If the eligibility system found contradictions, the state could then ask for more information. When the data confirmed that recipients’ income fell below the cut off, the systems could automatically renew their coverage without paperwork hassles. This is also called an “ex parte” renewal.
Jennifer Wagner, a senior policy analyst at the Center on Budget and Policy Priorities in Washington, said the shift to verifying income electronically removes many bureaucratic hoops that can penalize qualified recipients unfairly if “they didn’t receive a document, they didn’t send in the right information or the state is overwhelmed and failed to process that renewal timely.”
Many parents learned from their child’s medical provider that they had been dropped from coverage. Others received a final notice informing them they’d been dropped, though they said they never received the initial paperwork.

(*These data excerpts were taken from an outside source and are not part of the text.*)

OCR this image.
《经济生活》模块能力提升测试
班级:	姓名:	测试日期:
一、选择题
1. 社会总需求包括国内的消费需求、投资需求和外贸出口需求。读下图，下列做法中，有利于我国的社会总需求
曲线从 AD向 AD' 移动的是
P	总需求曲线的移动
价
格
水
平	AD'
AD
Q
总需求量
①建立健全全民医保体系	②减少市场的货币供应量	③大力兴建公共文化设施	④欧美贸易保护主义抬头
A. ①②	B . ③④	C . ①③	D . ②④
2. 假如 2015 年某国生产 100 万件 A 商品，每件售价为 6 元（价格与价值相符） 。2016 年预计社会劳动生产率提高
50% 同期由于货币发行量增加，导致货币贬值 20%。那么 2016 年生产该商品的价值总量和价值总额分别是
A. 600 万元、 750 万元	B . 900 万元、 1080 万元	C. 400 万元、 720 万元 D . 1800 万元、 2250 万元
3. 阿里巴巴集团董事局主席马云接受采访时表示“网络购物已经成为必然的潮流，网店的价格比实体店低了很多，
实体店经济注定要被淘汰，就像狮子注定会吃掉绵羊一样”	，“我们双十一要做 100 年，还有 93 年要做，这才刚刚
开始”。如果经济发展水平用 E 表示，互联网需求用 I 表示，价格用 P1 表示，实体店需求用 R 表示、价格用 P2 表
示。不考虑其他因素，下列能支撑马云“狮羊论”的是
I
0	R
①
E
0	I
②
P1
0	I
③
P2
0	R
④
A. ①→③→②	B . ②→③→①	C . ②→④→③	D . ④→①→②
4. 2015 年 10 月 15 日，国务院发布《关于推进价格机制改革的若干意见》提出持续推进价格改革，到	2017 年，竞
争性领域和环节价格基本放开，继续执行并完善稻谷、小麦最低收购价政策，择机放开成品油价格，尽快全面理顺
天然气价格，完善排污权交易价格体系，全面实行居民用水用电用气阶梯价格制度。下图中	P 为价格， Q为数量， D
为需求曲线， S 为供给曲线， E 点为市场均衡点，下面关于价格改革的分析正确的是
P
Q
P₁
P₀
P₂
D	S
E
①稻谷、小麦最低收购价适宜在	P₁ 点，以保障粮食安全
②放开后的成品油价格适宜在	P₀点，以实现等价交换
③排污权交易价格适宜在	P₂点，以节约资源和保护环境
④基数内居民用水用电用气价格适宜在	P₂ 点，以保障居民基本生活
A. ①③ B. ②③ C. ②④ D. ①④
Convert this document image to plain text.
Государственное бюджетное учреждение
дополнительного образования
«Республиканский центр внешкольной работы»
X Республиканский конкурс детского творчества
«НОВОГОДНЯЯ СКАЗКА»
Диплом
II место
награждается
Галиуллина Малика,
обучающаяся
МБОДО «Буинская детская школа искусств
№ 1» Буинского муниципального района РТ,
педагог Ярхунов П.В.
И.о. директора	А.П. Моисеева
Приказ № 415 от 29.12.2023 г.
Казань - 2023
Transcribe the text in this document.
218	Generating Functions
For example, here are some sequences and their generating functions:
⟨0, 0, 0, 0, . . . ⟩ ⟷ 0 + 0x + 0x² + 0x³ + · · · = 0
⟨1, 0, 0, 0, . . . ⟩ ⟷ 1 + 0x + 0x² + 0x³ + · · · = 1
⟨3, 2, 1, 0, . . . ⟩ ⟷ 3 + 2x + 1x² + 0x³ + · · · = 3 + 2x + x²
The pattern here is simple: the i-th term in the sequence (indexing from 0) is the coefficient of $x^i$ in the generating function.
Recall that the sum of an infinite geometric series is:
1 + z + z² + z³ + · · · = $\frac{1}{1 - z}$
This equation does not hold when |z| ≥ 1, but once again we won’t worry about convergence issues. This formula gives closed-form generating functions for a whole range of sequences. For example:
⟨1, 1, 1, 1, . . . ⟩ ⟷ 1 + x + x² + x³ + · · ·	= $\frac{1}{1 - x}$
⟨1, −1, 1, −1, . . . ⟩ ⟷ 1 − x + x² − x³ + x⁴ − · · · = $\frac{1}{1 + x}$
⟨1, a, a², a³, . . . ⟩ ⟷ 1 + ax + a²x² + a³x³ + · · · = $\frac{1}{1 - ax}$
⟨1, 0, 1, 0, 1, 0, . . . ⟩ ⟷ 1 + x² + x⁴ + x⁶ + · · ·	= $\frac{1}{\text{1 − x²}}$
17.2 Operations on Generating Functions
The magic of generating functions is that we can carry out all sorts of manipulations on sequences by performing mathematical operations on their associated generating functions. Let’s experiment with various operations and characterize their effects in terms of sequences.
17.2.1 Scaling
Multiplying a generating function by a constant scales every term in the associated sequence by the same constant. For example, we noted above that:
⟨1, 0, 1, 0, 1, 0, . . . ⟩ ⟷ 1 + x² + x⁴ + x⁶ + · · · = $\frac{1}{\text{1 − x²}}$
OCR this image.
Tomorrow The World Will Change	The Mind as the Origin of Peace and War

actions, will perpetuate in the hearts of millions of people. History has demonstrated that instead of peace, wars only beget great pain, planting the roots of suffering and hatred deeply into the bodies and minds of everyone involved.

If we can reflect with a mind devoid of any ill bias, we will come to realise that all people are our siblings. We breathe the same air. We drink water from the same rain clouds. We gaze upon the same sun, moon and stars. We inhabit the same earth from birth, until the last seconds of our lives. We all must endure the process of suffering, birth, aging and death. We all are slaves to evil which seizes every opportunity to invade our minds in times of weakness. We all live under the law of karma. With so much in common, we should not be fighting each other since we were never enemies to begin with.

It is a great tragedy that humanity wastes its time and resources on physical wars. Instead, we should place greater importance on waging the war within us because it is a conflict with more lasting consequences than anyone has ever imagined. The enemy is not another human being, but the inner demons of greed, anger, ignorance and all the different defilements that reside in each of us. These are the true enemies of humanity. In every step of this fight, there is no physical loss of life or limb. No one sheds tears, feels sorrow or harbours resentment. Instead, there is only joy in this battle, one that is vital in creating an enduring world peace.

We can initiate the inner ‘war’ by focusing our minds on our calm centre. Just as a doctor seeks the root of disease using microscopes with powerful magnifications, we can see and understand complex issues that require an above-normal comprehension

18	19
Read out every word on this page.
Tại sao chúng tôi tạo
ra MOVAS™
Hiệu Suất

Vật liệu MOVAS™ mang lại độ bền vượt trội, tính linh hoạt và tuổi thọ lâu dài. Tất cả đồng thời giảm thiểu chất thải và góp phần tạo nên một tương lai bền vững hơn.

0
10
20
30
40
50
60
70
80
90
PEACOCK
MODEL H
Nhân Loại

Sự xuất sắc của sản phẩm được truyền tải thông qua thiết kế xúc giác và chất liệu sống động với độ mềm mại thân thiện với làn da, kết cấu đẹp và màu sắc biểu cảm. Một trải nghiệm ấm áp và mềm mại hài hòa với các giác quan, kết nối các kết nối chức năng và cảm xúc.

Many who did receive notices were confused, since the new forms did not clearly explain the changed requirements.
Many state and federal administrators chalked up the trend to an improved economy, which may have helped boost residents’ income so they no longer qualified for Medicaid or led them to jobs with private insurance.
However, the latest census insurance data released in September made clear that a healthier economy was not a blanket reason for declines. As the number of recipients enrolled in Medicaid and CHIP dipped, the number of uninsured residents rose. Meanwhile, those with private insurance coverage remained virtually the same.
Advocates have pointed to a number of Trump administration policies that have driven former recipients away from Medicaid and CHIP. One of the most commonly discussed proposals is the “public charge” rule, which would count immigrants’ reliance on public programs against them if they apply for a green card.
State-driven processes have also contributed. Minnesota’s Medicaid agency recently sent recipients a new form asking for permission to verify their assets, giving them a few weeks to respond before coverage was suspended. The majority of the 70,000 recipients who lost coverage in Missouri in 2018 were removed after failing to return the mailed renewal form.
The Affordable Care Act instructs states to officially renew recipients once a year unless there is a change in circumstances. Under the Trump administration, CMS has encouraged Medicaid agencies to look for those changes more frequently.
For the remaining recipients affected by the change, often the state’s poorest residents who report having no income and the self-employed, CMS does not yet see any reasonable way to confirm their eligibility without requiring additional paperwork.
Comment:
By Don McCanne, M.D.
The Trump administration has frequently stated that they want to reduce the administrative hassles in our health care financing system. Yet they are increasing administrative complexity for Medicaid beneficiaries which seems to have contributed to the fact that more than a million children are no longer covered by Medicaid and the Children’s Health Insurance Program.
The health care financing system should be designed to help people get the health care that they need. Now we have a system that erects administrative and financial barriers to that care.
If the Trump administration really did care they should adopt a system that greatly reduces administrative complexity and provides automatic equitable financing that would ensure that everyone would have the care they need, such as a single payer Medicare for All program. Instead they use rhetoric such as “Medicare for All means Medicare for none.”
A million children. We should blame ourselves since we have failed to elect government stewards with a heart and a soul. If we can get that right, the rest should follow.